The market ended with modest gains with the Sensex rose 77.01 points or 0.21 per cent to settle at 36,347, while the Nifty 50 index rose 20.35 points or 0.19 per cent to settle at 10,908.70. The Mid-Cap and small-cap indexes rose 0.21 and 0.45 per cent respectively.
The market breadth was positive as 1,441 shares rose and 1,119 shares fell.
Among the sectoral indices on BSE, the Power, Capital Goods and Telecom indexes surged 1.09, 1.08 and 0.97 per cent respectively. The Teck index (down 1.13 per cent), the IT index (down 1.08 per cent) and the FMCG index (down 0.29 per cent), underperformed the Sensex.

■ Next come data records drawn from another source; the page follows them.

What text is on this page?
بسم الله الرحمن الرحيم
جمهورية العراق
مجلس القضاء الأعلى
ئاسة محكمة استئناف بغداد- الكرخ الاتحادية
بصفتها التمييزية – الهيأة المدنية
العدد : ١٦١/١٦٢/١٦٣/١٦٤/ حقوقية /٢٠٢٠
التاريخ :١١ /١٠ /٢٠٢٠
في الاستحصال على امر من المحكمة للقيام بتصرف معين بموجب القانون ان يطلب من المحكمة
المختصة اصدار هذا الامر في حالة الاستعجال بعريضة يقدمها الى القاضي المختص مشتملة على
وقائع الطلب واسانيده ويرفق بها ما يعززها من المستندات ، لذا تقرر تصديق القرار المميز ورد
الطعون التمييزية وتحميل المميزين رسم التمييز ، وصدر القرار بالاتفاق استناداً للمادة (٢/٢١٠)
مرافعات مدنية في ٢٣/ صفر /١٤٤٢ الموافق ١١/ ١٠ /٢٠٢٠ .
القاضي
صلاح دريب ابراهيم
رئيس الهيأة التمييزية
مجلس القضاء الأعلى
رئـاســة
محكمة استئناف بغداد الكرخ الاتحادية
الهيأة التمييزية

Sneha Seth, derivatives analyst at Angel Broking said, “The benchmark index began today’s session on a negative note, backed by sell-off seen in the global market. We witnessed some selling in the initial part of the day to bring index near the support zone of 10,800; however, index soon recovered sharply.”
“In F&O space, we saw addition of some fresh long positions in both Nifty as well as BankNifty. Meanwhile, put writer continued adding good amount of positions in 10,900 strike. On the other side, some build-up took place in 10,900-11,100 call options. Considering the above data points, we continue with our optimistic stands on the market,” she said.
Sameet Chavan, chief analyst-technical and derivatives at Angel Broking said that for the second straight session Dow Jones had more than 500 points drop to close around the lowest point of the current calendar year. This sell off was triggered with the fear of fed announcing rate hike for the last time this year. This had a rub off effect on rest of the Asian peers.
In last few days, our markets have decoupled from its global peers and today’s price action was the perfect example of it. The banking index went on to surpass its recent swing high with an authority and hence, it’s a matter of time now, we would see even Nifty surpassing its recent swing of 10,941.20. Thus, we continue to remain upbeat and advise using dips to go long with a momentum perspective.
We reiterate that our markets are likely to witness a ‘Santa Rally’ in coming days. Hence, traders should focus on individual stocks, which are likely to provide better trading opportunities.